À lire certains auteurs, les tendances actuelles s’inscrivent dans un mouvement historique guère surprenant.
Seva Gunitsky a ainsi montré que de nombreuses transitions démocratiques, loin de reposer sur les seules forces internes d’une société, avaient été favorisées par des changements brusques de l’ordre international, comme l’a été la chute du bloc soviétique. Or, ces transitions sont aussi les plus fragiles, susceptibles de retours en arrière. Le déclin relatif des États-Unis et de leurs alliés, sans parler de l’involution autoritaire trumpiste, ne fait qu’ajouter à cette fragilité, de même qu’il ouvre davantage de marge de manœuvre aux régimes déjà autoritaires.
Dan Slater a ajouté un autre argument important, en soulignant que les résistances populaires, dont beaucoup sont vivaces aujourd’hui, ne suffisent pas à provoquer des transitions démocratiques. En dehors des chocs géopolitiques analysés par Gunitsky, celles-ci se produisent lorsque les régimes autoritaires eux-mêmes s’essoufflent, perdant leurs capacités de répression et de cooptation, et leurs éventuels appuis extérieurs. C’est ce qui s’est passé, avance le politiste, pour les dictatures soutenues respectivement par les États-Unis et l’Union soviétique dans les années 1970 et 1980, lorsque ces deux puissances se sont retrouvées encalminées au Vietnam et en Afghanistan.
La chute de la dictature syrienne de la famille Assad correspond à ce genre de scénario, mais reste un cas bien isolé. Ces dernières années, la tendance est plutôt à la diversification et à l’intensification des outils de contrôle et de répression des populations.

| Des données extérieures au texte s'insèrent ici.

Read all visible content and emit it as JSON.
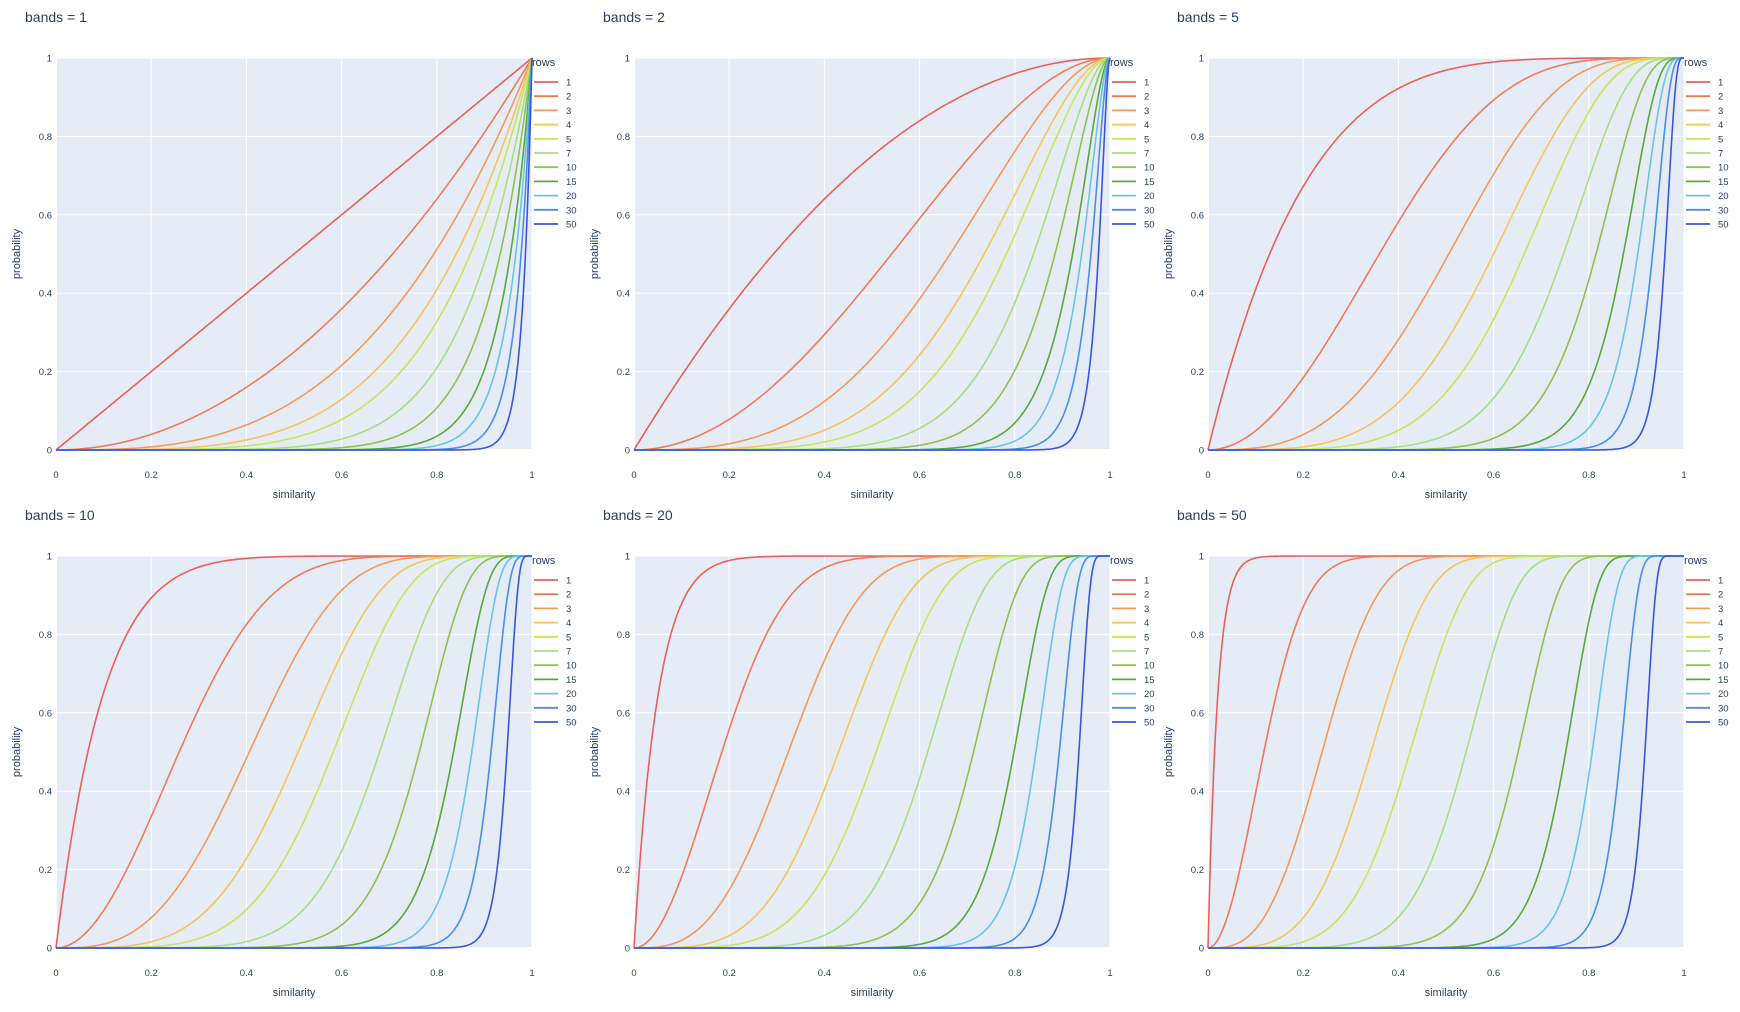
{
  "figure": {
    "background": "#ffffff",
    "plot_background": "#e5ecf6",
    "grid_color": "#ffffff",
    "text_color": "#2a3f5f"
  },
  "legend_title": "rows",
  "chart_data": [
    {
      "type": "line",
      "title": "bands = 1",
      "bands": 1,
      "xlabel": "similarity",
      "ylabel": "probability",
      "xlim": [
        0,
        1
      ],
      "ylim": [
        0,
        1
      ],
      "xticks": [
        "0",
        "0.2",
        "0.4",
        "0.6",
        "0.8",
        "1"
      ],
      "yticks": [
        "0",
        "0.2",
        "0.4",
        "0.6",
        "0.8",
        "1"
      ],
      "grid": true,
      "legend_position": "right",
      "function": "1 - (1 - s^rows)^bands",
      "series": [
        {
          "name": "1",
          "rows": 1,
          "color": "#e8605b"
        },
        {
          "name": "2",
          "rows": 2,
          "color": "#ee7a5b"
        },
        {
          "name": "3",
          "rows": 3,
          "color": "#f29a5a"
        },
        {
          "name": "4",
          "rows": 4,
          "color": "#f6c45a"
        },
        {
          "name": "5",
          "rows": 5,
          "color": "#c8e65a"
        },
        {
          "name": "7",
          "rows": 7,
          "color": "#a6e07e"
        },
        {
          "name": "10",
          "rows": 10,
          "color": "#8fc24f"
        },
        {
          "name": "15",
          "rows": 15,
          "color": "#5aa83a"
        },
        {
          "name": "20",
          "rows": 20,
          "color": "#6bc4e6"
        },
        {
          "name": "30",
          "rows": 30,
          "color": "#4a8ee6"
        },
        {
          "name": "50",
          "rows": 50,
          "color": "#3a55e0"
        }
      ]
    },
    {
      "type": "line",
      "title": "bands = 2",
      "bands": 2,
      "xlabel": "similarity",
      "ylabel": "probability",
      "xlim": [
        0,
        1
      ],
      "ylim": [
        0,
        1
      ],
      "xticks": [
        "0",
        "0.2",
        "0.4",
        "0.6",
        "0.8",
        "1"
      ],
      "yticks": [
        "0",
        "0.2",
        "0.4",
        "0.6",
        "0.8",
        "1"
      ],
      "grid": true,
      "legend_position": "right",
      "function": "1 - (1 - s^rows)^bands",
      "series": [
        {
          "name": "1",
          "rows": 1,
          "color": "#e8605b"
        },
        {
          "name": "2",
          "rows": 2,
          "color": "#ee7a5b"
        },
        {
          "name": "3",
          "rows": 3,
          "color": "#f29a5a"
        },
        {
          "name": "4",
          "rows": 4,
          "color": "#f6c45a"
        },
        {
          "name": "5",
          "rows": 5,
          "color": "#c8e65a"
        },
        {
          "name": "7",
          "rows": 7,
          "color": "#a6e07e"
        },
        {
          "name": "10",
          "rows": 10,
          "color": "#8fc24f"
        },
        {
          "name": "15",
          "rows": 15,
          "color": "#5aa83a"
        },
        {
          "name": "20",
          "rows": 20,
          "color": "#6bc4e6"
        },
        {
          "name": "30",
          "rows": 30,
          "color": "#4a8ee6"
        },
        {
          "name": "50",
          "rows": 50,
          "color": "#3a55e0"
        }
      ]
    },
    {
      "type": "line",
      "title": "bands = 5",
      "bands": 5,
      "xlabel": "similarity",
      "ylabel": "probability",
      "xlim": [
        0,
        1
      ],
      "ylim": [
        0,
        1
      ],
      "xticks": [
        "0",
        "0.2",
        "0.4",
        "0.6",
        "0.8",
        "1"
      ],
      "yticks": [
        "0",
        "0.2",
        "0.4",
        "0.6",
        "0.8",
        "1"
      ],
      "grid": true,
      "legend_position": "right",
      "function": "1 - (1 - s^rows)^bands",
      "series": [
        {
          "name": "1",
          "rows": 1,
          "color": "#e8605b"
        },
        {
          "name": "2",
          "rows": 2,
          "color": "#ee7a5b"
        },
        {
          "name": "3",
          "rows": 3,
          "color": "#f29a5a"
        },
        {
          "name": "4",
          "rows": 4,
          "color": "#f6c45a"
        },
        {
          "name": "5",
          "rows": 5,
          "color": "#c8e65a"
        },
        {
          "name": "7",
          "rows": 7,
          "color": "#a6e07e"
        },
        {
          "name": "10",
          "rows": 10,
          "color": "#8fc24f"
        },
        {
          "name": "15",
          "rows": 15,
          "color": "#5aa83a"
        },
        {
          "name": "20",
          "rows": 20,
          "color": "#6bc4e6"
        },
        {
          "name": "30",
          "rows": 30,
          "color": "#4a8ee6"
        },
        {
          "name": "50",
          "rows": 50,
          "color": "#3a55e0"
        }
      ]
    },
    {
      "type": "line",
      "title": "bands = 10",
      "bands": 10,
      "xlabel": "similarity",
      "ylabel": "probability",
      "xlim": [
        0,
        1
      ],
      "ylim": [
        0,
        1
      ],
      "xticks": [
        "0",
        "0.2",
        "0.4",
        "0.6",
        "0.8",
        "1"
      ],
      "yticks": [
        "0",
        "0.2",
        "0.4",
        "0.6",
        "0.8",
        "1"
      ],
      "grid": true,
      "legend_position": "right",
      "function": "1 - (1 - s^rows)^bands",
      "series": [
        {
          "name": "1",
          "rows": 1,
          "color": "#e8605b"
        },
        {
          "name": "2",
          "rows": 2,
          "color": "#ee7a5b"
        },
        {
          "name": "3",
          "rows": 3,
          "color": "#f29a5a"
        },
        {
          "name": "4",
          "rows": 4,
          "color": "#f6c45a"
        },
        {
          "name": "5",
          "rows": 5,
          "color": "#c8e65a"
        },
        {
          "name": "7",
          "rows": 7,
          "color": "#a6e07e"
        },
        {
          "name": "10",
          "rows": 10,
          "color": "#8fc24f"
        },
        {
          "name": "15",
          "rows": 15,
          "color": "#5aa83a"
        },
        {
          "name": "20",
          "rows": 20,
          "color": "#6bc4e6"
        },
        {
          "name": "30",
          "rows": 30,
          "color": "#4a8ee6"
        },
        {
          "name": "50",
          "rows": 50,
          "color": "#3a55e0"
        }
      ]
    },
    {
      "type": "line",
      "title": "bands = 20",
      "bands": 20,
      "xlabel": "similarity",
      "ylabel": "probability",
      "xlim": [
        0,
        1
      ],
      "ylim": [
        0,
        1
      ],
      "xticks": [
        "0",
        "0.2",
        "0.4",
        "0.6",
        "0.8",
        "1"
      ],
      "yticks": [
        "0",
        "0.2",
        "0.4",
        "0.6",
        "0.8",
        "1"
      ],
      "grid": true,
      "legend_position": "right",
      "function": "1 - (1 - s^rows)^bands",
      "series": [
        {
          "name": "1",
          "rows": 1,
          "color": "#e8605b"
        },
        {
          "name": "2",
          "rows": 2,
          "color": "#ee7a5b"
        },
        {
          "name": "3",
          "rows": 3,
          "color": "#f29a5a"
        },
        {
          "name": "4",
          "rows": 4,
          "color": "#f6c45a"
        },
        {
          "name": "5",
          "rows": 5,
          "color": "#c8e65a"
        },
        {
          "name": "7",
          "rows": 7,
          "color": "#a6e07e"
        },
        {
          "name": "10",
          "rows": 10,
          "color": "#8fc24f"
        },
        {
          "name": "15",
          "rows": 15,
          "color": "#5aa83a"
        },
        {
          "name": "20",
          "rows": 20,
          "color": "#6bc4e6"
        },
        {
          "name": "30",
          "rows": 30,
          "color": "#4a8ee6"
        },
        {
          "name": "50",
          "rows": 50,
          "color": "#3a55e0"
        }
      ]
    },
    {
      "type": "line",
      "title": "bands = 50",
      "bands": 50,
      "xlabel": "similarity",
      "ylabel": "probability",
      "xlim": [
        0,
        1
      ],
      "ylim": [
        0,
        1
      ],
      "xticks": [
        "0",
        "0.2",
        "0.4",
        "0.6",
        "0.8",
        "1"
      ],
      "yticks": [
        "0",
        "0.2",
        "0.4",
        "0.6",
        "0.8",
        "1"
      ],
      "grid": true,
      "legend_position": "right",
      "function": "1 - (1 - s^rows)^bands",
      "series": [
        {
          "name": "1",
          "rows": 1,
          "color": "#e8605b"
        },
        {
          "name": "2",
          "rows": 2,
          "color": "#ee7a5b"
        },
        {
          "name": "3",
          "rows": 3,
          "color": "#f29a5a"
        },
        {
          "name": "4",
          "rows": 4,
          "color": "#f6c45a"
        },
        {
          "name": "5",
          "rows": 5,
          "color": "#c8e65a"
        },
        {
          "name": "7",
          "rows": 7,
          "color": "#a6e07e"
        },
        {
          "name": "10",
          "rows": 10,
          "color": "#8fc24f"
        },
        {
          "name": "15",
          "rows": 15,
          "color": "#5aa83a"
        },
        {
          "name": "20",
          "rows": 20,
          "color": "#6bc4e6"
        },
        {
          "name": "30",
          "rows": 30,
          "color": "#4a8ee6"
        },
        {
          "name": "50",
          "rows": 50,
          "color": "#3a55e0"
        }
      ]
    }
  ]
}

Tout se passe comme si les précédentes vagues de démocratisation s’étaient épuisées, tandis que l’autoritarisme aurait retrouvé une force propulsive nouvelle, grâce à des rhétoriques revanchardes et identitaristes, l’impression d’un « monde fini » nécessitant des stratégies agressives à l’égard des autres peuples, et la perte de puissance et de crédibilité des « gendarmes du monde » occidentaux.
Face à une telle vague autocratique, la défense du droit ne saurait être à géométrie variable (par exemple en sanctionnant le régime de Poutine mais pas celui de Nétanyahou). Le soutien aux États agressés par les grandes puissances exportatrices de normes autoritaires se révèle tout aussi important. Mais le plus difficile, pour les démocraties libérales encore préservées, consiste à répondre suffisamment aux besoins de leur population, dans un contexte d’essoufflement structurel des économies capitalistes, pour reproduire leur légitimité et exercer un pouvoir d’attraction.